Oui, juridiquement, tous les nouveaux membres depuis le traité de Maastricht sont obligés de rejoindre la zone euro dès qu'ils remplissent les critères. La seule exception historique est le Danemark. Cependant, comme il n'y a pas de calendrier imposé, des pays comme la Suède utilisent une astuce technique : ils font exprès de ne pas remplir le critère d'adhésion au MCE II pour rester indéfiniment dans la salle d'attente.
La Croatie a-t-elle regretté son passage à l'euro en 2023 ?
Honnêtement, c'est flou. Si l'on écoute le gouvernement croate, c'est un succès total qui a boosté le tourisme et stabilisé l'économie. Si l'on interroge le consommateur moyen à Zagreb, le ressenti est plus mitigé, car l'adhésion est tombée en pleine crise inflationniste mondiale. Il est donc difficile de démêler ce qui relève de l'euro et ce qui relève de la conjoncture globale.
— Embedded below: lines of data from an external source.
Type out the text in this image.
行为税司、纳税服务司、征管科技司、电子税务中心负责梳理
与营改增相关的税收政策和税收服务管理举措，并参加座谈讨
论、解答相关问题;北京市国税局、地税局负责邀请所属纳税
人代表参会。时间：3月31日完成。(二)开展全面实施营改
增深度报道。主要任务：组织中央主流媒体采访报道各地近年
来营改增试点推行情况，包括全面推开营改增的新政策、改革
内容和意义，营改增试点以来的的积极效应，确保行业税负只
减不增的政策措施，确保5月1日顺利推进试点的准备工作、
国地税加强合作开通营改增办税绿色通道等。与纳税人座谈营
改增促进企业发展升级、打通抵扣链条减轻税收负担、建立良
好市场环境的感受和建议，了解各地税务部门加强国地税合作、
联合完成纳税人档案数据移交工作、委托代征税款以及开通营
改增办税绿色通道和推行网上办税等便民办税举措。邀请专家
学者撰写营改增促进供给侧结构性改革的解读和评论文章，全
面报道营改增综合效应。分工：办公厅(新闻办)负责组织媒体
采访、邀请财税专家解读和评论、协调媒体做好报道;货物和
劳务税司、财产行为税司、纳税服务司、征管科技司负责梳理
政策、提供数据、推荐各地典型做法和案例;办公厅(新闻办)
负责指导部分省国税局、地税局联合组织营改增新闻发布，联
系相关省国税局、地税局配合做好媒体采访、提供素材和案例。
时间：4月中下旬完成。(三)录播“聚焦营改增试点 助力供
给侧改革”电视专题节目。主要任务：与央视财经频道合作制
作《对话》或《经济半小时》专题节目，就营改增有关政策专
Mais une chose est sûre : personne ne parle de revenir à la Kuna.
Verdict : Un calendrier qui dépend plus de la politique que de l'économie
L'essentiel à retenir, c'est que l'élargissement de la zone euro n'est plus le rouleau compresseur des années 2000. C'est devenu un processus chirurgical, lent et parfois réversible dans les intentions. La Bulgarie sera le 21ème membre, c'est une quasi-certitude, probablement en 2026. Elle a montré une résilience étonnante malgré ses crises politiques internes. Après elle, le désert risque d'être long.
La Roumanie ne sera pas prête avant la fin de la décennie, et les poids lourds comme la Pologne ou la République tchèque attendent de voir comment l'Union européenne va évoluer face aux défis climatiques et sécuritaires. Adopter l'euro, ce n'est pas juste changer de billets de banque, c'est accepter de lier son destin à celui de Paris et Berlin pour le meilleur et pour le pire. Et par les temps qui courent, tout le monde n'est pas pressé de signer le contrat de mariage. Bref, la zone euro va s'agrandir, mais elle le fera à pas de loup, un pays à la fois, en s'assurant que chaque nouvel entrant ne soit pas un poids, mais un atout dans une économie mondiale de plus en plus fragmentée.